Referring to protests over the moving of a Soviet-era statue, it added: “Education Minister Kristina Kallas explained how Estonia had 20 years’ experience in this area, dating back to the ‘Bronze Soldier’ riots and cyber-attack in 2007. Estonia has used the time since to build resilience.
“She noted a constant need to adapt, referencing wide-spread misinformation during Covid, and AI’s impact.”
But to work in a country like England, with about 50 times as many schools and a far more rigid curriculum, a different, less hands-off approach is likely to be needed.
Will it work for England?
Summing up its findings from the trip, Public First pointed out that for Estonia, particularly since Russia’s invasion of Ukraine, media literacy “is seen as a genuine line of defence”.
The need to tackle mis- and disinformation online and protect young people from it “feels tangible” and is widely understood.
Young people appear “highly informed” and, like their teachers, see mis- and disinformation “as a threat which they should and could manage”.

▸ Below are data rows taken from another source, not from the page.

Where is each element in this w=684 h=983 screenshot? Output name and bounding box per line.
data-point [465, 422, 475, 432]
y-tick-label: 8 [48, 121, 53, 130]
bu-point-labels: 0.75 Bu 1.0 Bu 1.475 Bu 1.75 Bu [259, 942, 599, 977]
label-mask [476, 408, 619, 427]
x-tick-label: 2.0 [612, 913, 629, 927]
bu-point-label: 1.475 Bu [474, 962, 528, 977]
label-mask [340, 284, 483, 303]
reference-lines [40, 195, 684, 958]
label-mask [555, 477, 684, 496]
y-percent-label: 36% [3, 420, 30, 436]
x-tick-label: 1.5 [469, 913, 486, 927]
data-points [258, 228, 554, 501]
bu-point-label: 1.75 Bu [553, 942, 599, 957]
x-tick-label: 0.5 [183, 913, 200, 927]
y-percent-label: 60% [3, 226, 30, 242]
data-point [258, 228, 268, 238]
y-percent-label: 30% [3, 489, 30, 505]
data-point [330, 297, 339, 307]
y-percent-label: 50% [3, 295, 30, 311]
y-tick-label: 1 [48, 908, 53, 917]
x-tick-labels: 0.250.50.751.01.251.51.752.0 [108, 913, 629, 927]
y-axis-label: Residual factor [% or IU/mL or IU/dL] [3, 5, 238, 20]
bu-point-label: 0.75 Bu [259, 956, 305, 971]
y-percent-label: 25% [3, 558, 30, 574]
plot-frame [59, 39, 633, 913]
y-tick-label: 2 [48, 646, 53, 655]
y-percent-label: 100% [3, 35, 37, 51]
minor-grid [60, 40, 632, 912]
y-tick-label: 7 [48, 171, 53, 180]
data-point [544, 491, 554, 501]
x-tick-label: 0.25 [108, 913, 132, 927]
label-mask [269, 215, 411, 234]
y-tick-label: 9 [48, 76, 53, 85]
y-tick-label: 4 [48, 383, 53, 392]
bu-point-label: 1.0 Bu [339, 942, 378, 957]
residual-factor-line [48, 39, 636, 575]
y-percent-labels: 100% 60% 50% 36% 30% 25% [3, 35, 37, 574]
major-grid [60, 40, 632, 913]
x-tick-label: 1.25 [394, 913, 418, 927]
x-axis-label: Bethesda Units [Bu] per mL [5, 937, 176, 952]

But the autonomous nature of the Estonian system means “there is not one consistent approach” and “as a result it was hard to draw conclusions from any one intervention or approach”.

Currently in England, media literacy is covered in in citizenship (KS3 and 4), RSHE, computing, English, and in the optional GCSE media studies.
But the curriculum and assessment review, in recommendations accepted by the government, said this should be strengthened.
It said citizenship should be added to the national curriculum for primary, and media literacy “better specified” in its primary and secondary curriculum.
The government says the new RSHE curriculum will also cover “how advertising and information is targeted at children and young people, and how to be a discerning consumer of information online”, and to understand the prevalence of misinformation and disinformation online.
“At home, we’re taking action,” said MacAlister in a statement after the trip.
“Our updated curriculum will ensure every child learns to identify mis- and disinformation from an early age and our Educate Against Hate website continues to provide schools and parents with free, high-quality resources as part of the government’s wider work to build social cohesion.”